Da Modena a Fano è tutta pianura, prima la linea tesa della Via Emilia, freccia romana scoccata attraverso tutta la regione, poi l’Adriatica, giù, fino al morire del Montefeltro.
In mezzo, l’intera Romagna. Una tappa che si fa tutta a cinquanta all’ora. Ma voi andate piano, mi raccomando.
Lasciate tranquillo il vostro sangue tanto simile a sciroppo di ribes, fate rilassare le vostre cosce dal diametro che suscita l’invidia dell’intera delegazione di baobab della savana, giunta qui per una visita ai colleghi pioppi romagnoli. Non pedalate come ossessi a testa china, concentrati su gambe, battito, respiro. Mettetevi a venti all’ora e godetevi la Romagna.

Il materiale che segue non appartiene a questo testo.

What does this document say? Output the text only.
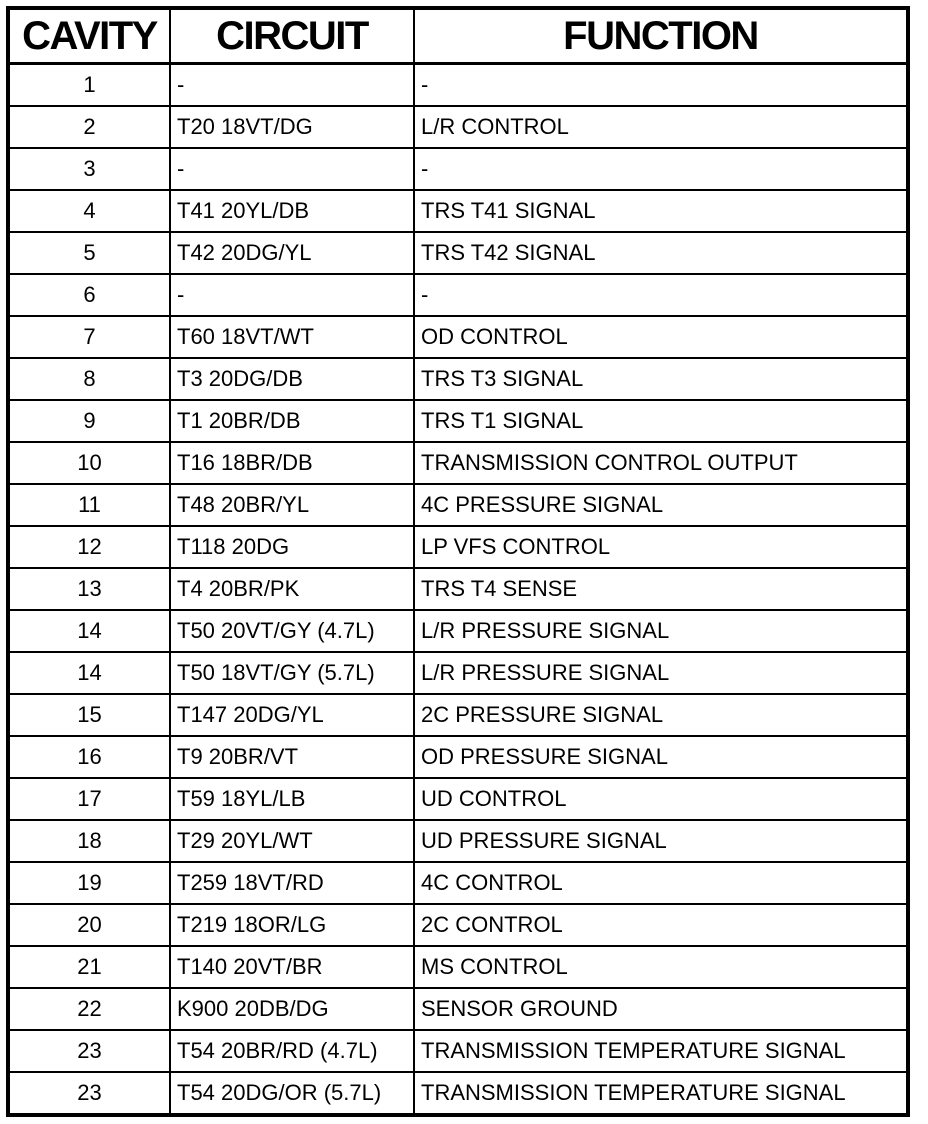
CAVITY	CIRCUIT	FUNCTION
1	-	-
2	T20 18VT/DG	L/R CONTROL
3	-	-
4	T41 20YL/DB	TRS T41 SIGNAL
5	T42 20DG/YL	TRS T42 SIGNAL
6	-	-
7	T60 18VT/WT	OD CONTROL
8	T3 20DG/DB	TRS T3 SIGNAL
9	T1 20BR/DB	TRS T1 SIGNAL
10	T16 18BR/DB	TRANSMISSION CONTROL OUTPUT
11	T48 20BR/YL	4C PRESSURE SIGNAL
12	T118 20DG	LP VFS CONTROL
13	T4 20BR/PK	TRS T4 SENSE
14	T50 20VT/GY (4.7L)	L/R PRESSURE SIGNAL
14	T50 18VT/GY (5.7L)	L/R PRESSURE SIGNAL
15	T147 20DG/YL	2C PRESSURE SIGNAL
16	T9 20BR/VT	OD PRESSURE SIGNAL
17	T59 18YL/LB	UD CONTROL
18	T29 20YL/WT	UD PRESSURE SIGNAL
19	T259 18VT/RD	4C CONTROL
20	T219 18OR/LG	2C CONTROL
21	T140 20VT/BR	MS CONTROL
22	K900 20DB/DG	SENSOR GROUND
23	T54 20BR/RD (4.7L)	TRANSMISSION TEMPERATURE SIGNAL
23	T54 20DG/OR (5.7L)	TRANSMISSION TEMPERATURE SIGNAL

A destra il profilo ondulato e azzurrino delle colline, a sinistra grano ancora verdissimo, poi il giallo dei girasoli e della colza, il bianco, il rosa, l’arancio dei frutteti. Inspirate a fondo, non per ossigenare un sangue già fitto di globuli come una strada di Tokio, ma per respirare il profumo dei fiori e dell’erba di maggio.
E quello della piada. La piada è il vero confine della Romagna: il primo chiosco di piadinaro vi fa dire “ci siamo”; l’ultimo ve la fa salutare. La piada, che si assottiglia sempre più andando da ovest a est, fino a diventare sulla costa un disco sottile, che pare pronto per essere scagliato in mare.
E arrivati lì, magari, fermatevi un po’, toglietevi le scarpette e godete della meravigliosa sensazione dei piedi sulla sabbia, fate due chiacchiere con un bagnino, o con i pensionati che, con l’acqua al ginocchio, raccolgono le vongole, sotto lo sguardo ironico dei gabbiani. Dopo, sì, magari negli ultimi due o tre chilometri, potrete scatenarvi; c’è la volata, lo spettacolo la impone. Ma sarete di certo tutti più contenti.
Andate piano. La strada è diritta e sicura. Non sono più i tempi dei briganti. Il Passator cortese non ruba più ai ricchi per dare ai poveri. Purtroppo.